U.S. CLO Investors Everywhere
Another sector likely to see more significant New deals surged during the latter half of last year, with total issuance exceeding $50 billion. Early estimates for 2013 have CLO issuance exceeding $60 billion on the back of global demand across all parts of the CLO capital structure.
A significant portion of demand for senior U.S. CLO debt is coming from U.S. insurance companies, pension funds and banks in both the United States and in Japan. Fitch’s recent investor visits in Asia have highlighted the need for new tools to help increase transparency and comparability in the CLO sector. As the CLO market continues to attract new investors interested in the product, Fitch expects to provide new products and services to help these investors better understand and compare their investment options.
Dutch and U.K.RMBS, along with European ABS, Attract Global Demand
The Netherlands overtook the United Kingdom as the largest issuing country of European RMBS by volume last year with an aggregate €41 billion versus €33.4 billion for the United Kingdom, which still leads the field though by number with 25 deals (compared to 15 from the Netherlands).

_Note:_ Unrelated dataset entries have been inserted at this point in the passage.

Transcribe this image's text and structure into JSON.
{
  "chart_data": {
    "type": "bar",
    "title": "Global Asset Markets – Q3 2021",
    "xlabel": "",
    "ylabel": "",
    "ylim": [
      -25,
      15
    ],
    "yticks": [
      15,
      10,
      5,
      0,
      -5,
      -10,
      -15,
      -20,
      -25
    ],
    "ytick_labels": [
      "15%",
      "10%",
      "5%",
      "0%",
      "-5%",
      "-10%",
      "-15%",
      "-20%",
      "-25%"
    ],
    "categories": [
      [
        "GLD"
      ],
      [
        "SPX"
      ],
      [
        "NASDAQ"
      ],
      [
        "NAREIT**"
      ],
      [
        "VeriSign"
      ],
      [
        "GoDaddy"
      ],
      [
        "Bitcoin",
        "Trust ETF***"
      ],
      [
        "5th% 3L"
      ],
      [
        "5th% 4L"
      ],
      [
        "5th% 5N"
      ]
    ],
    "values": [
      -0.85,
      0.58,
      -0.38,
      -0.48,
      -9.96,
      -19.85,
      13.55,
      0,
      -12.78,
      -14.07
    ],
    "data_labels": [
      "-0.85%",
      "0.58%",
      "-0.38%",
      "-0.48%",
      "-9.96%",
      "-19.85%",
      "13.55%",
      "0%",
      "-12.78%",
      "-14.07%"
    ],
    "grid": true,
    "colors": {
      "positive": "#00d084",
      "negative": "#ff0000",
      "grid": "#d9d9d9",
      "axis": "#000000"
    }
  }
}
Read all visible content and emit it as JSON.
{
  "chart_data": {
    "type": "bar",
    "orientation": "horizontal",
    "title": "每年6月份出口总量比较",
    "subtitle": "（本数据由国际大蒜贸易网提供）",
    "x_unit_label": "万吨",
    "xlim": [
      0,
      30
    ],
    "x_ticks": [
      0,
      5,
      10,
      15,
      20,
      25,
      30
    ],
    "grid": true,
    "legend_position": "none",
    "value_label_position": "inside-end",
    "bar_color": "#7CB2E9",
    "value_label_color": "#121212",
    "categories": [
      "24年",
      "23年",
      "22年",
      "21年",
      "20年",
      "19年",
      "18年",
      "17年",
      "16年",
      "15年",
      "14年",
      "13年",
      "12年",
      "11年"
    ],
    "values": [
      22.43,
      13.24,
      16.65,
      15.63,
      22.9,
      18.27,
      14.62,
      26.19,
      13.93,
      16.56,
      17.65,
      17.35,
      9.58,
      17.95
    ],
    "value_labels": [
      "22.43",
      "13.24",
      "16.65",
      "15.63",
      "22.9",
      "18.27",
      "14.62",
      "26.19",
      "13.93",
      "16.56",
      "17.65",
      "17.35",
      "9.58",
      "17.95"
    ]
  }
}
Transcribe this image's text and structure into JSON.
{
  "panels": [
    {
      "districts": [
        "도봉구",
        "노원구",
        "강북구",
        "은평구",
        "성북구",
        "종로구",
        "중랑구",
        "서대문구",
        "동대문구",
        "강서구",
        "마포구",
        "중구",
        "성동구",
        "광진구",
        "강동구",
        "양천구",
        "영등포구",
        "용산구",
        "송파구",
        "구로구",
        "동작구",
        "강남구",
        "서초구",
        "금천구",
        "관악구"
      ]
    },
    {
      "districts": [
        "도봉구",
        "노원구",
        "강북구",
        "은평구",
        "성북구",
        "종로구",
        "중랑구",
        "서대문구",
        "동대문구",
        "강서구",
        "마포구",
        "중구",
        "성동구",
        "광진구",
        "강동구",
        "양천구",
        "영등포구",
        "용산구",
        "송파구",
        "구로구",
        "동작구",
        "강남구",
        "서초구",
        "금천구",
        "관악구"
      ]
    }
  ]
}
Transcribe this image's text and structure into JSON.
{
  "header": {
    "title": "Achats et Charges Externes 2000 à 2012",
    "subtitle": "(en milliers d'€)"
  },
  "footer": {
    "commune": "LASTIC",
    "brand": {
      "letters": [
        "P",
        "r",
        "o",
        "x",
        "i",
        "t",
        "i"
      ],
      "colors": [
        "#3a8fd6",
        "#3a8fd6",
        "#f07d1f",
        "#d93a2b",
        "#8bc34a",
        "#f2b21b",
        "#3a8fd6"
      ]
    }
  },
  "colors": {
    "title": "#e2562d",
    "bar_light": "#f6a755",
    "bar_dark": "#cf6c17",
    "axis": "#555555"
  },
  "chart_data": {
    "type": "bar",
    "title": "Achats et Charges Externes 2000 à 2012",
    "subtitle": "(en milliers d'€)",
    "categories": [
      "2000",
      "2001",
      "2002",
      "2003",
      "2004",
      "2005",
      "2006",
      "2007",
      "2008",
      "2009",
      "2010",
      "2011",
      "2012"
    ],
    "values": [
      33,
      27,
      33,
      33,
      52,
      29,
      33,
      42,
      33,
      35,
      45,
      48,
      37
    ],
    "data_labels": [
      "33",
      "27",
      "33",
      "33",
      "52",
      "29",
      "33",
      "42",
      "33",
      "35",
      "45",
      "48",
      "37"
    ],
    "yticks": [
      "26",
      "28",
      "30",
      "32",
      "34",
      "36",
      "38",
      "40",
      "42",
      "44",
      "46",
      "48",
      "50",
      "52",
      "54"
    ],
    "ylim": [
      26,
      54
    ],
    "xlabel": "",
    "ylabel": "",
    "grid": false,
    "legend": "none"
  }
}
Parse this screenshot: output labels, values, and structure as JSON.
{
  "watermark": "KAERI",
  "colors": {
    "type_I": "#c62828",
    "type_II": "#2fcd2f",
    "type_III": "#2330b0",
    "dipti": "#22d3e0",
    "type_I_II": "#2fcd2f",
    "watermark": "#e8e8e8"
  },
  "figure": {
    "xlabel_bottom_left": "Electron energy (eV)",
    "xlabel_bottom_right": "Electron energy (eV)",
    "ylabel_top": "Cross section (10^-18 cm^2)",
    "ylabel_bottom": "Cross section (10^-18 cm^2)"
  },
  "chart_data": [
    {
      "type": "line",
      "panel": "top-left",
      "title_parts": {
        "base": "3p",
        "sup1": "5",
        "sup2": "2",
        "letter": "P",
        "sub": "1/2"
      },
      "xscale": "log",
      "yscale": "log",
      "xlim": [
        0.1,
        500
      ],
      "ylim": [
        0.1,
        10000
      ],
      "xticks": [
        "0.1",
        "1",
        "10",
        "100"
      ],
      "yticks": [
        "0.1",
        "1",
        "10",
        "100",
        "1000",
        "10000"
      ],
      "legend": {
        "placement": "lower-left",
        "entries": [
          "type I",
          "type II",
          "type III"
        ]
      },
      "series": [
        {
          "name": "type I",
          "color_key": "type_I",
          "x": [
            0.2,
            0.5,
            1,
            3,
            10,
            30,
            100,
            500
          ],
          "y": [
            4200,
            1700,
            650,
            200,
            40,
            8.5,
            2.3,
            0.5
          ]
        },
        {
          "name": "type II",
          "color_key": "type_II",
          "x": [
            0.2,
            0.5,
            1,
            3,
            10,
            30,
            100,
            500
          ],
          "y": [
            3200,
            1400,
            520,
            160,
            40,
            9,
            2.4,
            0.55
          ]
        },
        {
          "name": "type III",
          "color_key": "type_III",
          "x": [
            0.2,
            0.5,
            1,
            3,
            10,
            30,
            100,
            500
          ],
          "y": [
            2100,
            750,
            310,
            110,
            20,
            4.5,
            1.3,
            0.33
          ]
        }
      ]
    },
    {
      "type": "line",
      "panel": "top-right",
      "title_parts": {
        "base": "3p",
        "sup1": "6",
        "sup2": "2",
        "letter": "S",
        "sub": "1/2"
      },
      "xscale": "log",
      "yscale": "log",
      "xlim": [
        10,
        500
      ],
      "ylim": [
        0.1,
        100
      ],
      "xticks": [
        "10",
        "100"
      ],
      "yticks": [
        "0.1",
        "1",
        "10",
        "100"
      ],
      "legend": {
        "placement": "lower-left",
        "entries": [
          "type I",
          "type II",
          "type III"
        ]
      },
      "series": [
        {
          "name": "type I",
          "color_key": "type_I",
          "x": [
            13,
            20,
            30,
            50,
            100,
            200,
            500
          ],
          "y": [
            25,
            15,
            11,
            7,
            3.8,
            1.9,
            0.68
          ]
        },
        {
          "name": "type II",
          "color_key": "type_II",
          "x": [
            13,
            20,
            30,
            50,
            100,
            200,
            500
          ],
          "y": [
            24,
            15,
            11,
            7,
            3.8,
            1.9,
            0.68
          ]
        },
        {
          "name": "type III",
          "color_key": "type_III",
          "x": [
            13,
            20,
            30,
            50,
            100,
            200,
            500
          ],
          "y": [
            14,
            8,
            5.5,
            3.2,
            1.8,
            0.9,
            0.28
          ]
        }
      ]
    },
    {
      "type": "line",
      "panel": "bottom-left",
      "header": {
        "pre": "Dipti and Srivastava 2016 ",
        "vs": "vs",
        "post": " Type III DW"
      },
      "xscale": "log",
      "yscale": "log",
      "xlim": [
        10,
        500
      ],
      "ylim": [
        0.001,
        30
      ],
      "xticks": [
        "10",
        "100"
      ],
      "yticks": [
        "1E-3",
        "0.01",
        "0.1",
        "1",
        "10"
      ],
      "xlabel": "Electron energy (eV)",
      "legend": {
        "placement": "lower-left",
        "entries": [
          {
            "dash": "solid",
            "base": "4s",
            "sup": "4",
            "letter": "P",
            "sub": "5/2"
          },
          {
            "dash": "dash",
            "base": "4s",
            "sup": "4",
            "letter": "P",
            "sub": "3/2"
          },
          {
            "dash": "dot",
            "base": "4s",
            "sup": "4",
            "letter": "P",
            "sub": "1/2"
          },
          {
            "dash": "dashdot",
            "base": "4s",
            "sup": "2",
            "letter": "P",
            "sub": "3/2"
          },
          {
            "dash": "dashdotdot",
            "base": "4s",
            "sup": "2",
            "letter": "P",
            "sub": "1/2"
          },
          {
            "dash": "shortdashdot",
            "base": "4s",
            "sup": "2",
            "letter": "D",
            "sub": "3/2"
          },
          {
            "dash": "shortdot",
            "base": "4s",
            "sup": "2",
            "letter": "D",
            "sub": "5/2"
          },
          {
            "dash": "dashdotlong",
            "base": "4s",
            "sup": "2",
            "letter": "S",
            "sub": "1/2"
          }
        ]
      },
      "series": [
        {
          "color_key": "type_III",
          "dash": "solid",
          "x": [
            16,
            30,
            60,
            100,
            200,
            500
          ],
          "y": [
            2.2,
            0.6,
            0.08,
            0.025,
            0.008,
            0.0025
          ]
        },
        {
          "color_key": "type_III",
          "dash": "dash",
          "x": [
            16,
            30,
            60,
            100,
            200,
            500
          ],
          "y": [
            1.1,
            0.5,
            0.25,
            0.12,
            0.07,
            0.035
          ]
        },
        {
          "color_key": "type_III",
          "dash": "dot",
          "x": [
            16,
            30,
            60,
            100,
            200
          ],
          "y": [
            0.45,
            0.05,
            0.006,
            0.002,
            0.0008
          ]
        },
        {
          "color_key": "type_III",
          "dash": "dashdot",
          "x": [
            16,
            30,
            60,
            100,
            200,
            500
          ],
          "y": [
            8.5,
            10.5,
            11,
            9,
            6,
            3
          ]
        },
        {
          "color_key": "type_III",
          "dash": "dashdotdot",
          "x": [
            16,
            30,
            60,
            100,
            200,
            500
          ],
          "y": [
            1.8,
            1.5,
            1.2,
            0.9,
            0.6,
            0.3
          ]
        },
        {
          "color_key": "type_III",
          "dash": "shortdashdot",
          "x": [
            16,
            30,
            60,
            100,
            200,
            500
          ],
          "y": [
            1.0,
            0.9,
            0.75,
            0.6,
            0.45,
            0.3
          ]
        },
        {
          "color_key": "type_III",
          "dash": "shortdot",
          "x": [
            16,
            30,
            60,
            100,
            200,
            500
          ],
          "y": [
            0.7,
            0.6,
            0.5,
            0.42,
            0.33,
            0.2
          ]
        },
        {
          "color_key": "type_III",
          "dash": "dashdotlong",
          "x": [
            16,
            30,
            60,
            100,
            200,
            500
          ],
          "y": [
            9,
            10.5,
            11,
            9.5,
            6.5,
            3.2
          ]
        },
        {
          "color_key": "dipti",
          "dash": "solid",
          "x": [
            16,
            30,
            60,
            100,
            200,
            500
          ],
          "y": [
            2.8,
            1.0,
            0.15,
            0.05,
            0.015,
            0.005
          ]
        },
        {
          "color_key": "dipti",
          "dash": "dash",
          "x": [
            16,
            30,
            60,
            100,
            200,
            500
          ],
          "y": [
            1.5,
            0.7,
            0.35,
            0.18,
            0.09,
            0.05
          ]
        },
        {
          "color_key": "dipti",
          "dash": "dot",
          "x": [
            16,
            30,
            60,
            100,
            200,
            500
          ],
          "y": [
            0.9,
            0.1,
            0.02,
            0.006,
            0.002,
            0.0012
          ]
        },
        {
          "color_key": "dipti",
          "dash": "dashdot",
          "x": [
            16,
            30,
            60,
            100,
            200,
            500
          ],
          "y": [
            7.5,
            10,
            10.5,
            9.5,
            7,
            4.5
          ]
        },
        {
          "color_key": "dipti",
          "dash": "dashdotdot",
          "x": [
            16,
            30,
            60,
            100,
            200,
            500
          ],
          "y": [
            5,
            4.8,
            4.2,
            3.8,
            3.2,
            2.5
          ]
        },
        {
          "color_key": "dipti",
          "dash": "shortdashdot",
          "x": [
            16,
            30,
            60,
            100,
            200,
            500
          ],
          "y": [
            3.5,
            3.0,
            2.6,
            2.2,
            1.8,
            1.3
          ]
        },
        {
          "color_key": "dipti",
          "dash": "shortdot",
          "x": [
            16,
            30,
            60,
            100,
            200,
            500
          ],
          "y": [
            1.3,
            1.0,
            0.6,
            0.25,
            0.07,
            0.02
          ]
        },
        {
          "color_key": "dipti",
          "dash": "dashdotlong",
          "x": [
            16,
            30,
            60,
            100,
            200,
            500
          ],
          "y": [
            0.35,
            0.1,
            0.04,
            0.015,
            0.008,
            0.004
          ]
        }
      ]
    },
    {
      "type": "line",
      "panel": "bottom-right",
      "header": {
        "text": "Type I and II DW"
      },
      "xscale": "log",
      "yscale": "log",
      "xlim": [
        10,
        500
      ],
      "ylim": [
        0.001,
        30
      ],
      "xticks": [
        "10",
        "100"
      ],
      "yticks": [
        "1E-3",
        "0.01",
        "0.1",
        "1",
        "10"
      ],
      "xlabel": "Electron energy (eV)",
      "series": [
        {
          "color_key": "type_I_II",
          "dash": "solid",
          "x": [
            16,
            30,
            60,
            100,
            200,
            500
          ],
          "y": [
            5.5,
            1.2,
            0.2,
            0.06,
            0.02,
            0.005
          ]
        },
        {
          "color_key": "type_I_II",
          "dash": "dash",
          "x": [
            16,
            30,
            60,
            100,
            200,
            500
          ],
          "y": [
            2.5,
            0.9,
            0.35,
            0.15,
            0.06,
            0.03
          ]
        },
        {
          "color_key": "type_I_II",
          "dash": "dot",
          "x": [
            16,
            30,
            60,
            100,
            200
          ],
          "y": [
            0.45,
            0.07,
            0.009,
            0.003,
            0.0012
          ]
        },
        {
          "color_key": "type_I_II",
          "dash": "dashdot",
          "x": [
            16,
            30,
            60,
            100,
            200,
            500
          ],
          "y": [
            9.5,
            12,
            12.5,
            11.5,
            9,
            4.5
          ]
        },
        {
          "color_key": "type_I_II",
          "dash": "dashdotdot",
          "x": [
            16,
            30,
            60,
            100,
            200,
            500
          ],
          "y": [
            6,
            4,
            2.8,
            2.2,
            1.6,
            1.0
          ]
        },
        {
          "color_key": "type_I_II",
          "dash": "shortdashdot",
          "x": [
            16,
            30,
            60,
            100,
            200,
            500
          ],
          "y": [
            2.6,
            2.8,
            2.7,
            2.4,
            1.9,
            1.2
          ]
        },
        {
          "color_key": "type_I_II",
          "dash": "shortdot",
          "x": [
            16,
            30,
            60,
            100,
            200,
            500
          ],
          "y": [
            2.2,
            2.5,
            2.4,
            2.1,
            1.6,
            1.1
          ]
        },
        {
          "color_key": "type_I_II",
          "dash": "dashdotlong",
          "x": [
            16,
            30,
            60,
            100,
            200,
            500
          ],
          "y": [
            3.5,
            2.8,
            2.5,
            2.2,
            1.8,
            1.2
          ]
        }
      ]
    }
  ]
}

Nearly all of the U.K. issuance was placed with investors, compared with 57% for the Netherlands; the remainder was retained or placed with the central bank as collateral for funding. Roughly 35% of all non-retained U.K. RMBS issuance has been placed with U.S. investors, similar to the levels of the last three years.
As noted above, 2012 saw the first Dutch deal placed in the United States. Both U.K. and Dutch RMBS volumes are expected to remain muted in 2013 but the trend of U.S. placement is expected to continue.
The other sector of EMEA structured finance which sees predominantly placed – as opposed to ECB repo - issuance is the ABS sector, comprising mainly auto and credit card paper. A total of 66 transactions with an aggregate of €43.17 billion were issued in 2012, 62% of this placed with investors.
ABS deals are typically smaller than RMBS and are generally absorbed by European investors, but Santander paved the way for U.S. placement with its U.K. auto deal in October. We expect to see more.
Australian RMBS, ABS and Covered Bonds Leave the Continent
Last year will be seen as the year of the covered bond for Australia. The country passed covered bond legislation in November 2011 and by the close of 2012 Australia’s five covered bond issuers had issued some AUD44 billion (USD46.2 billion) in covered bonds in seven different currencies with USD (29%), Euro (29%) and AUD (28%) dominating. The Australian dollar investors were unexpected, however many of these investors were discovered to be offshore accounts with AUD funding capability.
While traditional Australian ABS/RMBS issuance was dwarfed by the emergence of covered bonds, Australian RMBS and ABS have also seen significant global investor interest in the past 12 months with significant momentum building towards the end of 2012. The good credit story, higher offered yield compared to similar products in other global centers, and the diversification offered by Australian product have seen a return of interest from European, U.S. and Asian (particularly Japanese) investors who had largely been absent since 2007.
The currency swap costs have been a significant deterrent to Australian issuers issuing in currencies other than Australian dollars; however as with covered bonds, issuance in foreign currencies including USD, GDP and JPY was seen in 2012, and offshore investors are increasingly being seen in AUD product.
Fitch expects the global interest to continue into 2013 as global investors search for yield. As investor acceptance and demand widen, Fitch expects to see more global securitization and covered bond issuers accessing international markets.
Kevin Duignan is the global head of structured finance and covered bonds at Fitch Ratings; Marjan Van Der Weijden is head of EMEA structured finance for Fitch Ratings.